Wednesday, March 19, 2008

Formal Blog on Jimmy Corrigan

One of the interesting questions posed during last class was what exactly made comic books appealing as opposed to other mediums. Adam’s response in class was that comic books have the unique ability to present a narrative in moments of time and in time that may or may not be linear. This got me thinking exactly how Jimmy Corrigan takes advantage of the traits of a comic book and how exactly it is set apart from other ways other presenting a narrative. I noticed that some frames of Jimmy Corrigan immediately made me think of techniques used in film. Although the illustrations in Jimmy Corrigan do use similar techniques which I will explain further, the lack of true linear time during parts of the comic book allow each individual frame to have increased importance as well as provide for different interpretations of how the frames are fitting together.

One page that I think portrays the similarities between the comic book and film especially well occurs just a bit over halfway through. The center frame shows Jimmy entering a bedroom. The two frames directly to the left of the center show the bathroom door with a flushing sound and the door opened with Jimmy leaving. On the right of the center frame are three pictures zoomed in of items around the room. Finally, the four frames at the bottom of the page show Jimmy holding up the photo, a zoomed in picture of the photo and two more pictures of Jimmy looking at the photo, the last of which he is sniffling. The first connections that I made to techniques in film were of the extreme close up shot. If the director feels that a certain item in a room is important, the camera will zoom in on that object. Both the film and comic book medium have the same purpose of emphasizing something important that otherwise might go unnoticed. The difference in how the close up technique is used is that in film, the linear aspect of that narrative provides more context of the scene. In Jimmy Corrigan, the frames that display close ups act more as pieces of the puzzle rather than something that is blatantly important. The non-linear display of the frames allows for each close up to be interpreted differently. There is very little prior context to the frames with close ups – rather, these frames help to create a context from which the rest of the scene is understood. In this particular scene, the three close up allow the reader to see everything in the room that will eventually gain importance. Perhaps more importantly, the frames can be interpreted in a few different ways. The close-ups can be from a more omnipresent viewpoint – they are in the room so they are indentified. Or, as the center frame might suggest, they are items of Jimmy’s gaze. If the latter is indeed the case, then the page can be viewed from a more linear perspective. Otherwise, is there any true order or amount of time in between each slide? The ambiguity here is a result of the medium.

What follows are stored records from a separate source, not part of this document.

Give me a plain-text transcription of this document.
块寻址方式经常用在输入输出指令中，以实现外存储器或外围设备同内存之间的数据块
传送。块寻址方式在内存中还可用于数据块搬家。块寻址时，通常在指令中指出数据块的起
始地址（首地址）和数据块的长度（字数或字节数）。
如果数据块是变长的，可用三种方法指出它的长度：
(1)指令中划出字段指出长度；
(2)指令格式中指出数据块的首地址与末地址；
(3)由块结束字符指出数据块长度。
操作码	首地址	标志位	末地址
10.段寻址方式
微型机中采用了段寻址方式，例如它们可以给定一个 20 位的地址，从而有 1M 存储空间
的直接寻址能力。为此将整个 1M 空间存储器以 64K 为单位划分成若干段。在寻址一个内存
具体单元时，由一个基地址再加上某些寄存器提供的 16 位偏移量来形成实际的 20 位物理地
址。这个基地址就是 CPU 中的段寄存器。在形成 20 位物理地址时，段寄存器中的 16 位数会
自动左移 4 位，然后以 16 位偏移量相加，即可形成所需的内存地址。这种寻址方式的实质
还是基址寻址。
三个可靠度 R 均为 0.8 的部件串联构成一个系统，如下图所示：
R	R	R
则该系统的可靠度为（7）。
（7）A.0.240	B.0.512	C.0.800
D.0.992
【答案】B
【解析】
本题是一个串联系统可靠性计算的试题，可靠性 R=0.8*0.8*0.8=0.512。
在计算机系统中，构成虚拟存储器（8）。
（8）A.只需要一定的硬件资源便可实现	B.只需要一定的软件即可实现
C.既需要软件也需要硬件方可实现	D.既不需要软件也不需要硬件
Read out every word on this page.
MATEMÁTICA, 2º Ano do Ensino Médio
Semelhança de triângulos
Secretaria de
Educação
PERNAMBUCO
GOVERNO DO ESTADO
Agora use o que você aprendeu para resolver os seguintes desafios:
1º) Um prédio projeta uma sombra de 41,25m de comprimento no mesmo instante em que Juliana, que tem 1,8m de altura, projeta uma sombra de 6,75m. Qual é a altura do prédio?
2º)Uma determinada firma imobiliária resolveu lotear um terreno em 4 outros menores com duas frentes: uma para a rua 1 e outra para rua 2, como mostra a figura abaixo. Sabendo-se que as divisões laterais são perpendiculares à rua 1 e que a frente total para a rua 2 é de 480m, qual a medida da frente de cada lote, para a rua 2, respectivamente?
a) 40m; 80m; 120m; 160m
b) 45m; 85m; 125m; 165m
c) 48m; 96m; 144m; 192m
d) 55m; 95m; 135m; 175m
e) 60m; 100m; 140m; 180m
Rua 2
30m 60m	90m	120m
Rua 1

Another quick similarity that I found between film and the comic book style of Jimmy Corrigan is the use of establishing shots/frames. Before many of the events transpire in Jimmy Corrigan, there is a zoomed out illustration. This is actually used in a similar way to establishing shots in film. The setting of the scene is established in a moderately to heavily zoomed out view. One main difference between how the comic book uses these establishing frames in comparison to film is the extent of how much the shot is used to establish setting. In film, the majority of the establishing shots are solely to present the setting. In Jimmy Corrigan, this is sometimes the case, but because the narrative frequently jumps between the present, past and subliminal, these shots sometimes act more on creating the mood for the following shots rather than establishing a true setting. This isn’t to say that these frames aren’t used to provide a context for the environment, but they usually have more of a point than their counterparts in film.

1 comment:

Adam Johns said...

This is a great, focused post on how one aspect of Ware's work works; you do a very nice job explaining the complex similarities and differences to the similar techniques in film.

One thing this makes me think of is that in many early superhero comics the artist went to great pains to clarify the order of panels; if they didn't flow in a perfectly clear left to right, top to bottom way there they'd add arrows to clarify the flow; linearity is actually a goal. But in more contemporary superhero comics (I have a recent run of The Incredible Hulk in mind), the artist will occasionally let us be confused; a big, action-filled spread sometimes can't be read as a coherent sequence of events, because we're not provided with a clear sequence, but with visual chaos.

In my mind, at least, that's a similar difference/similarity to your discussion of comics & film.